Well, if you were doing a traditional park adjustment, of course you would have to adjust each player.

What if one player had an OPS of zero at home and 1.500 on the road and the other had .750 and .750?

Or .100 at home and 1.400 on the road and .750/.750?

After adjusting each player’s home (and road) stats, they would NOT have the same park neutral OPS.

I’ll throw something else out there:  We know that parks do not affect all players the same.  Is there a suggestion in my example that player A is affected much more than player B, such that we should adjust player A’s stats differently (perhaps by 1.10) than player B (perhaps by 1.06)?

#11/MGL: If we’re determining past value, I do not believe there needs to be a different adjustment. It’s the “Juan Pierre in Coors Field” situation. Even though Pierre’s game isn’t predicated on driving the ball into gaps or over the fence (things that Coors accentuates), his performance is still worth something compared to the Coors Field average.

Player A’s .000 OPS in a hitter’s environment is still worth some amount relative the OPS environment the park provides, regardless of how he’s affected by the park. I found it more difficult to explain in words here, but this article I penned should explain my thoughts a bit better (pardon the self-promotion):

http://www.calltothepen.com/2010/08/06/saber-slant-17-the-juan-pierre-question/

I have a sneaking suspicion that this is a Carlos Gonzalez-inspired post…
Just give the award to the guy with more GWRBI.

I put in a response to MGl’s question, but due to a link, it’s been spam-filtered. In short, I think no additional adjustment needs to be made to the “true” OPS factor, because that player’s past value on offense still needs to be compared to the average of that park, regardless of how he attains it.

"because that player’s past value on offense still needs to be compared to the average of that park, regardless of how he attains it.”

Right, for an MVP type award, if a player can somehow take advantage of his home park, then it should not be held against him.  At least that is one point of view, and probably a more reasonable one that the opposite one…

Player B is more valuable because more of his offensive contribution came on the road where the run environment is lower.  Thus Player B contributed more wins even though he contributed fewer runs.

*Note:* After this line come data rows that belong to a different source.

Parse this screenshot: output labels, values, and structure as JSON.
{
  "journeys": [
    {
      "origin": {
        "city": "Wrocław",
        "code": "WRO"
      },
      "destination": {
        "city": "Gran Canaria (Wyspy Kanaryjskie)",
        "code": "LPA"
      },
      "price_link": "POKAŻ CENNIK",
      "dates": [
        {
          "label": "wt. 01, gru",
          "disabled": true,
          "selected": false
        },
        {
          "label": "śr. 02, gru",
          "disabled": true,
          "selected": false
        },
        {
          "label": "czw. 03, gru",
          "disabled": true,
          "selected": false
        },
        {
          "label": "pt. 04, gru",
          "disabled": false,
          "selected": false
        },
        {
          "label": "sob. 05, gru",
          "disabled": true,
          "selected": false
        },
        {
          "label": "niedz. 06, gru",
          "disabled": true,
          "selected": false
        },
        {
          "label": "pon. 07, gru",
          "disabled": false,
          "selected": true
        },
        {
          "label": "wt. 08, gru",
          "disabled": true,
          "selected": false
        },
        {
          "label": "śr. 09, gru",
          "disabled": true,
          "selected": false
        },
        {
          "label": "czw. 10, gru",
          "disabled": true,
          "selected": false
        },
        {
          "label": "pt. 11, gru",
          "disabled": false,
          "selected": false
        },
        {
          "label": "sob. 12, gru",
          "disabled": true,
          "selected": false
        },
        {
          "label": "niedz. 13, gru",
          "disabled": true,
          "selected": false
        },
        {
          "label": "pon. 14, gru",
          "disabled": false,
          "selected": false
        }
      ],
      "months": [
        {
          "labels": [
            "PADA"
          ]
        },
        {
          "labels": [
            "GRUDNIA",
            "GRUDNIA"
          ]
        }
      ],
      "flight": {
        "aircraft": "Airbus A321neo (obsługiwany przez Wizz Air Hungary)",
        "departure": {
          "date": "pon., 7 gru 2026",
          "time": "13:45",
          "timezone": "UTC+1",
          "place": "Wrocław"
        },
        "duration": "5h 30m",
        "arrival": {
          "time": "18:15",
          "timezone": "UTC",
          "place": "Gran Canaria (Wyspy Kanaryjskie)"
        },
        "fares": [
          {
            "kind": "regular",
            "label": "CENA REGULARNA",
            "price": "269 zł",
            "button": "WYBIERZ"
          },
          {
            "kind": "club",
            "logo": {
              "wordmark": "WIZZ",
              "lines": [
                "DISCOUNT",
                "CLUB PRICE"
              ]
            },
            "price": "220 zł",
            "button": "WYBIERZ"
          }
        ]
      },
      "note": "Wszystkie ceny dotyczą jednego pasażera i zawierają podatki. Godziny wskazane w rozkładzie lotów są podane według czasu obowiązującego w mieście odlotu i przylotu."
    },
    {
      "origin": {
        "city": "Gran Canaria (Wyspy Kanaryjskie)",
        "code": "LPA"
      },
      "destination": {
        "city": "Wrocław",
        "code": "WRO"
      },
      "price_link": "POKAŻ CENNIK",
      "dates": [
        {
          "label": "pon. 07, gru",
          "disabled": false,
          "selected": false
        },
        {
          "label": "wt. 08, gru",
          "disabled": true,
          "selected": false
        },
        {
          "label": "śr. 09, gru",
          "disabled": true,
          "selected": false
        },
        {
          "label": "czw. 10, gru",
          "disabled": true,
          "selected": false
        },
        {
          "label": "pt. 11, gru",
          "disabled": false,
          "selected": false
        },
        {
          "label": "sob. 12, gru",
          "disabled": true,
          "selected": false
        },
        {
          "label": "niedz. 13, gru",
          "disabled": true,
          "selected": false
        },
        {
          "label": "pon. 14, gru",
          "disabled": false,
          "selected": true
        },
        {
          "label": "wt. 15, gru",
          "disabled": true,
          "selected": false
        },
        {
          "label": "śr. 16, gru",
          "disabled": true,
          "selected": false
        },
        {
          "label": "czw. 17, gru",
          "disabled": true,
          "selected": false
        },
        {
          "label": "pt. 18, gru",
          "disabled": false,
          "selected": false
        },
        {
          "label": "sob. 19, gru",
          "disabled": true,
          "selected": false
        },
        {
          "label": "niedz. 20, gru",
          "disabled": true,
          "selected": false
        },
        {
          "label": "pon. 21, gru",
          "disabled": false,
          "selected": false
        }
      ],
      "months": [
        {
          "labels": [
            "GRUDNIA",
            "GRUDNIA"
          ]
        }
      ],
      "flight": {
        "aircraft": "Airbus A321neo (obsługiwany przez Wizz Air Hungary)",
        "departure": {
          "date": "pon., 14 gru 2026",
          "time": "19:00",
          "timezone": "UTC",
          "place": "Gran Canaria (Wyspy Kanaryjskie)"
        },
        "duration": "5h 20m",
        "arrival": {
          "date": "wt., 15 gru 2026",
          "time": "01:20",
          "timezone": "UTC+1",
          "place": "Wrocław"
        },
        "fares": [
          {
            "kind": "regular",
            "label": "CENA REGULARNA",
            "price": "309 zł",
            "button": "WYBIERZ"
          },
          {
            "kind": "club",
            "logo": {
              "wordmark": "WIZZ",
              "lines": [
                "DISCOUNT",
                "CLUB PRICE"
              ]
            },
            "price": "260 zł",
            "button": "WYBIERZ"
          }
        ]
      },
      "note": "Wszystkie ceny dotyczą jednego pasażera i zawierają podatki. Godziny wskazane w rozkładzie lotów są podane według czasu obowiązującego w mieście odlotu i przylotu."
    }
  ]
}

The simple answer is player A.  They played in the same environment and had the same stats.

You should consider the run environment, it takes more runs to turn into a win at home, this will bring the two closer, but A is still in the lead.

Turning OPS crudely into runs, A is +30 over B at home and -20 on the road.  Maybe the PF indicates it takes 11 runs to turn into a win in the hitter’s park instead of 10.  That means he’s 0.7 wins ahead overall instead of 1.0, but you’d have to construct a much more extreme example to make player B more valuable.

If a run gained in a high scoring run environment is worth less than one in a neutral, does the same follow for defense?  Does UZR or TotalZone take this into account by park adjusting the runs saved?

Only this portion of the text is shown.